Silvert Tobias Gunderson was born in Norway in 1839, and came to America in 1848 with his parents. They settled at once in Chicago, then a town of 20,000 inhabitants. He went to public school until he was fifteen years of age. He began to earn his own living by learning the carpenter trade. At the age of eighteen years he entered his own business; when the financial panic of 1857 slowed his business he moved to Fort Leavenworth, Kansas, but returned in 1858. In 1862 he purchased a lake vessel the Hercules and within five years became the owner of six vessels most of them engaged in the grain trade. As his financial resources increased he also interested himself in the lumber trade and in 1871 purchased large interests in sawmills. This business was in a thriving condition when in 1875 his plant was completely destroyed by fire. Being but lightly insured he was almost ruined financially. He went to work determined to retrieve his losses and to day, in addition to his lumber business he is the owner of extensive real estate interests, being the senior member of the firm of S. T. Gunderson & Sons, 2home builders. He was for a number of years connected with John A. Gouger & Company who shipped large quantities of doors and sash of their own manufacture throughout the U.S.A. He was married in 1869 to Emily C. Olson. They have two sons, both connected in their father's business,and one daughter. Mr.

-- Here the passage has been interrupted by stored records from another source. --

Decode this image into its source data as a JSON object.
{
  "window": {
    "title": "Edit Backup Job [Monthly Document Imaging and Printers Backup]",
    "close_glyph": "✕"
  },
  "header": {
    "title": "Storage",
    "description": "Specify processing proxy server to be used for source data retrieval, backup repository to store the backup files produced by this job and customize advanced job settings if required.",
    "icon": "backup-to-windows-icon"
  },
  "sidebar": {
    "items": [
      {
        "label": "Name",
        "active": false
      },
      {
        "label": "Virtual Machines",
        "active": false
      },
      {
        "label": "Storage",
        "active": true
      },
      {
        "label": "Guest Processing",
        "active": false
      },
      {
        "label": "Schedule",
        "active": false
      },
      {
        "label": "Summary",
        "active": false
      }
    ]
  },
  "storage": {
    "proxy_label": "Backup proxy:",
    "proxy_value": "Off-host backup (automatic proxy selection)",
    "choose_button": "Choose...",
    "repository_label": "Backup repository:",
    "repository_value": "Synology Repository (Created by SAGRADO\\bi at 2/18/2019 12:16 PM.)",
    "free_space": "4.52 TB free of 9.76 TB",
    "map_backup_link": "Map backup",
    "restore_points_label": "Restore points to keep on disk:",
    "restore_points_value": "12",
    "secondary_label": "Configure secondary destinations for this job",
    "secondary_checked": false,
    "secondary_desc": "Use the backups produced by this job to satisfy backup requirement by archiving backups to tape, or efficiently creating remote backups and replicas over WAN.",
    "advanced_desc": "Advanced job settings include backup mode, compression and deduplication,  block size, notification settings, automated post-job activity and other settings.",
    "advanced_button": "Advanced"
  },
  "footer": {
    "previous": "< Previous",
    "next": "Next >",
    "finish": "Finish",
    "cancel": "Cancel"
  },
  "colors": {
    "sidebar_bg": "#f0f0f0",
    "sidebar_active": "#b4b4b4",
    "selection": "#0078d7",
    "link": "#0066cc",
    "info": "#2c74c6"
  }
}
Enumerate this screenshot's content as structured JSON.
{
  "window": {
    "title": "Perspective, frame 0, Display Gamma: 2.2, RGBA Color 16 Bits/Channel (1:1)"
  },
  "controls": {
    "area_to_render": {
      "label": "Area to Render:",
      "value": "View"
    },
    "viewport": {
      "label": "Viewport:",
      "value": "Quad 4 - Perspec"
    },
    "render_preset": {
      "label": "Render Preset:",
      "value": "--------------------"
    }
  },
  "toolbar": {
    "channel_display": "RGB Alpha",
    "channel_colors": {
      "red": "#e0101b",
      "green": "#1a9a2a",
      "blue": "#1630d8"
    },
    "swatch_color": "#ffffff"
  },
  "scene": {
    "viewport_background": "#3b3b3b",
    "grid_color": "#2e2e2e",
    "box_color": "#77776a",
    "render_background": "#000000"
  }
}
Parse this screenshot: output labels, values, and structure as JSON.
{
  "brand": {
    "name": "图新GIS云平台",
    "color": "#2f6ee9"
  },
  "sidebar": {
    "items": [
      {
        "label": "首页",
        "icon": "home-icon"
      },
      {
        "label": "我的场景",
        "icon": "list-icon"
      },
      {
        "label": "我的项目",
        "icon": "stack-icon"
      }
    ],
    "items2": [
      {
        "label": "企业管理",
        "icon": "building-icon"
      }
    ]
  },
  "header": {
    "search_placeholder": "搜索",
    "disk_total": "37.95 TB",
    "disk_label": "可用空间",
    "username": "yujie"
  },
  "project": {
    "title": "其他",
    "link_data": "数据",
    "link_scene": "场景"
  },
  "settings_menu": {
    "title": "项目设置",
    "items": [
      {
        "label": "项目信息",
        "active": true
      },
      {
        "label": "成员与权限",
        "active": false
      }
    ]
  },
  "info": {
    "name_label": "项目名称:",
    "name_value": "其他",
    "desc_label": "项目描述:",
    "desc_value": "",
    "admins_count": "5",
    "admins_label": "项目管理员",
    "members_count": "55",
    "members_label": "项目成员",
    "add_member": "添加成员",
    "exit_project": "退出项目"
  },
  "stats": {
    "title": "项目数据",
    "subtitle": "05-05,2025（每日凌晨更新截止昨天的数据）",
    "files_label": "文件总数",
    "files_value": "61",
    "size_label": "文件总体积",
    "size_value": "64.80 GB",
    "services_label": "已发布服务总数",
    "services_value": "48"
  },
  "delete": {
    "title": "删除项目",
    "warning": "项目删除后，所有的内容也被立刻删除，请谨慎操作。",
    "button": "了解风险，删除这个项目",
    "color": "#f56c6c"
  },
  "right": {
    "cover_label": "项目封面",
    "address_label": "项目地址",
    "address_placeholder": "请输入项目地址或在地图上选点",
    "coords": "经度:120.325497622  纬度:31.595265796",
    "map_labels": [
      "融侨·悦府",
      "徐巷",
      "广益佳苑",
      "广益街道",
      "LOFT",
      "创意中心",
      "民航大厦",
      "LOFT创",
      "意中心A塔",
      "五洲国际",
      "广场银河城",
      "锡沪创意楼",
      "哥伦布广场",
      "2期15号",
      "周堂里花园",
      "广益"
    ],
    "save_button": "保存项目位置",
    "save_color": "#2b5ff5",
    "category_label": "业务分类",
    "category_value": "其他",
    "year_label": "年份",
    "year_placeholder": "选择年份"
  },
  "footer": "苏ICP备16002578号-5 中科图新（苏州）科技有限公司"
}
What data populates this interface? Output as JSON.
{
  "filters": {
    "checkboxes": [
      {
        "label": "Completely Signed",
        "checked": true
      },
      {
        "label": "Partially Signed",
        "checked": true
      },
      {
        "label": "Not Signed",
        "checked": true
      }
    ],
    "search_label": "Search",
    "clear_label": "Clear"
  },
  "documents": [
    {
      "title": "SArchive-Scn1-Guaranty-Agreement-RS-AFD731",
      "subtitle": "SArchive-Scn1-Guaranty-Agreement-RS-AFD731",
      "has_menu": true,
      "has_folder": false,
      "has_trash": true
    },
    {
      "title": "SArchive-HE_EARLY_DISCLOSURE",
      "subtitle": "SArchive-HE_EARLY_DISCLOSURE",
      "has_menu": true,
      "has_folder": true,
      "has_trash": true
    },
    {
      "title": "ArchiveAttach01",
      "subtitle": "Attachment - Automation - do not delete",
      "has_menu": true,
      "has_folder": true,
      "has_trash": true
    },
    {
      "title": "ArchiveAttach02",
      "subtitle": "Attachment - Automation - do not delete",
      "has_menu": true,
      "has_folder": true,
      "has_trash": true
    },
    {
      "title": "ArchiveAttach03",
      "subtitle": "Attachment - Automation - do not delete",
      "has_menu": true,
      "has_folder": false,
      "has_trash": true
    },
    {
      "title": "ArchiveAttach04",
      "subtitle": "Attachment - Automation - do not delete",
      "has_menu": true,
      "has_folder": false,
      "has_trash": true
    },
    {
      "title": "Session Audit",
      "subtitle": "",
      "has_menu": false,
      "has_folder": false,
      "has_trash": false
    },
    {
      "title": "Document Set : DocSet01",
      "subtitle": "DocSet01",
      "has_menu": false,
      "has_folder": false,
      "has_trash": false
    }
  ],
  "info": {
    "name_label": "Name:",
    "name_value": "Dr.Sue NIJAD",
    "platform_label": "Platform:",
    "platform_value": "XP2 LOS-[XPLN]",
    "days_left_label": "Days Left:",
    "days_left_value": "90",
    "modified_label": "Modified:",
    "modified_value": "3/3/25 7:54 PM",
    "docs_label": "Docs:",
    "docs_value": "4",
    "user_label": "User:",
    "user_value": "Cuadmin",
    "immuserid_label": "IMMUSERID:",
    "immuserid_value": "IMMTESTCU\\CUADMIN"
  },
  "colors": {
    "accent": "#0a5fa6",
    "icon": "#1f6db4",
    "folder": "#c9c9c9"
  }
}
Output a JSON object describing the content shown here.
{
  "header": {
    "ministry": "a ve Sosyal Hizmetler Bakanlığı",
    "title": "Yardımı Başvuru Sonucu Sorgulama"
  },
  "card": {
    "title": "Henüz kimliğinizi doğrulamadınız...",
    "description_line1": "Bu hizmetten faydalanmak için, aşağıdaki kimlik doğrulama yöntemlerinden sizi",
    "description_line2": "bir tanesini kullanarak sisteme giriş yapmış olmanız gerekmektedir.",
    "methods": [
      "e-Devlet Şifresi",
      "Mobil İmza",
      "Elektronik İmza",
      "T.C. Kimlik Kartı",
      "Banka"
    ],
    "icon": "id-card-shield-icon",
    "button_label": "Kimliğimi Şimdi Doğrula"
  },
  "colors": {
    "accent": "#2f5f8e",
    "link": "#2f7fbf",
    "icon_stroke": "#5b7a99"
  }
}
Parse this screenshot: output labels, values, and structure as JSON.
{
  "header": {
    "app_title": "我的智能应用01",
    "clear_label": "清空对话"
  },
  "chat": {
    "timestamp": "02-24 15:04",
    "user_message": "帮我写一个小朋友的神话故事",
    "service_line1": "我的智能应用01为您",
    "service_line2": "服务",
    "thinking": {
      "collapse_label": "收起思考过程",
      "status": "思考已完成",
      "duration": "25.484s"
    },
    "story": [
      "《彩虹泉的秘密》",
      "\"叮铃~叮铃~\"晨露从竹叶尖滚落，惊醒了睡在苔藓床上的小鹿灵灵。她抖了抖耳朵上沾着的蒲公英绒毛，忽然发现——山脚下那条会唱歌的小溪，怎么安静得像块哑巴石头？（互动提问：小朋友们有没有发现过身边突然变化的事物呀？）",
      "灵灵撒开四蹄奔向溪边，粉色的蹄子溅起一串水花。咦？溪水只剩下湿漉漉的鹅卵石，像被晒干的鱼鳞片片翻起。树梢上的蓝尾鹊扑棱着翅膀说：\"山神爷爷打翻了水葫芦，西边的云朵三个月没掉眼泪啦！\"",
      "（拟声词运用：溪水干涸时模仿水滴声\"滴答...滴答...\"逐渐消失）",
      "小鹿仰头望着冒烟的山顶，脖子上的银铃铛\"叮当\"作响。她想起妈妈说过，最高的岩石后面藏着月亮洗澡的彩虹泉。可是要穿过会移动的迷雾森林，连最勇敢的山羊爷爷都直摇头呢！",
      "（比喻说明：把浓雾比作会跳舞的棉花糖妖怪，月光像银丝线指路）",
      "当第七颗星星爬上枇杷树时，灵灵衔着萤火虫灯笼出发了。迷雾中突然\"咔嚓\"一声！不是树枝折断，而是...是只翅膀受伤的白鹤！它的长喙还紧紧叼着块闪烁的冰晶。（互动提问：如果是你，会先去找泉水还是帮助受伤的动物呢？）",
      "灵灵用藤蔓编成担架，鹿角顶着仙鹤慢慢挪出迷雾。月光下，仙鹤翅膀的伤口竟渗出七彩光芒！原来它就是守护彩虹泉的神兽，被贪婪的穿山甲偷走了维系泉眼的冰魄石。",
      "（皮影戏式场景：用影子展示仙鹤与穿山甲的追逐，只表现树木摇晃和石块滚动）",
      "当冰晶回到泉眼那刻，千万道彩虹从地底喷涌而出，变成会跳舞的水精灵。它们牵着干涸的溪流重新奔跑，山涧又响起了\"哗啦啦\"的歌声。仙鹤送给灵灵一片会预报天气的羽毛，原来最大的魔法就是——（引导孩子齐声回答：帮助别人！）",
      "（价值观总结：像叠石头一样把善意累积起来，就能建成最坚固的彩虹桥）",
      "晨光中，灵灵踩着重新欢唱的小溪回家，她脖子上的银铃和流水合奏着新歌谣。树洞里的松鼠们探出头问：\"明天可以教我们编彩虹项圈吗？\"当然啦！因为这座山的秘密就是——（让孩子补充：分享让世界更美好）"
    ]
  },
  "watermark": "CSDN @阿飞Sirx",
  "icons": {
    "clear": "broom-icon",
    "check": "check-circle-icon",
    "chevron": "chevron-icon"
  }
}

Gunderson is an active member of the Lutheran Church and contributes to its charities. He was one of the founders of the Masonic Orphans Home. He has all the degrees in masonry. In 1874 he was elected to a seat in the City Council and 1891 and 1907 he was appointed a member of the Board of Education. Mr. Gunderson's work in securing Chicago as the site for the World's Fair stands to his credit as does the fact that he was the originator of the plan and president of the company, which purchased the Viking ship, a reproduction of the little ship in which the Norwegian explorers are supposed to 3to have come to America in about the year 1000. The ship is now on exhibition at the Field Columbian Museum. For the past fourteen years, S. T. Gunderson and sons have been erecting some very nice houses selling them on time payments. In the last four years they have erected from fifty to seventy houses a year.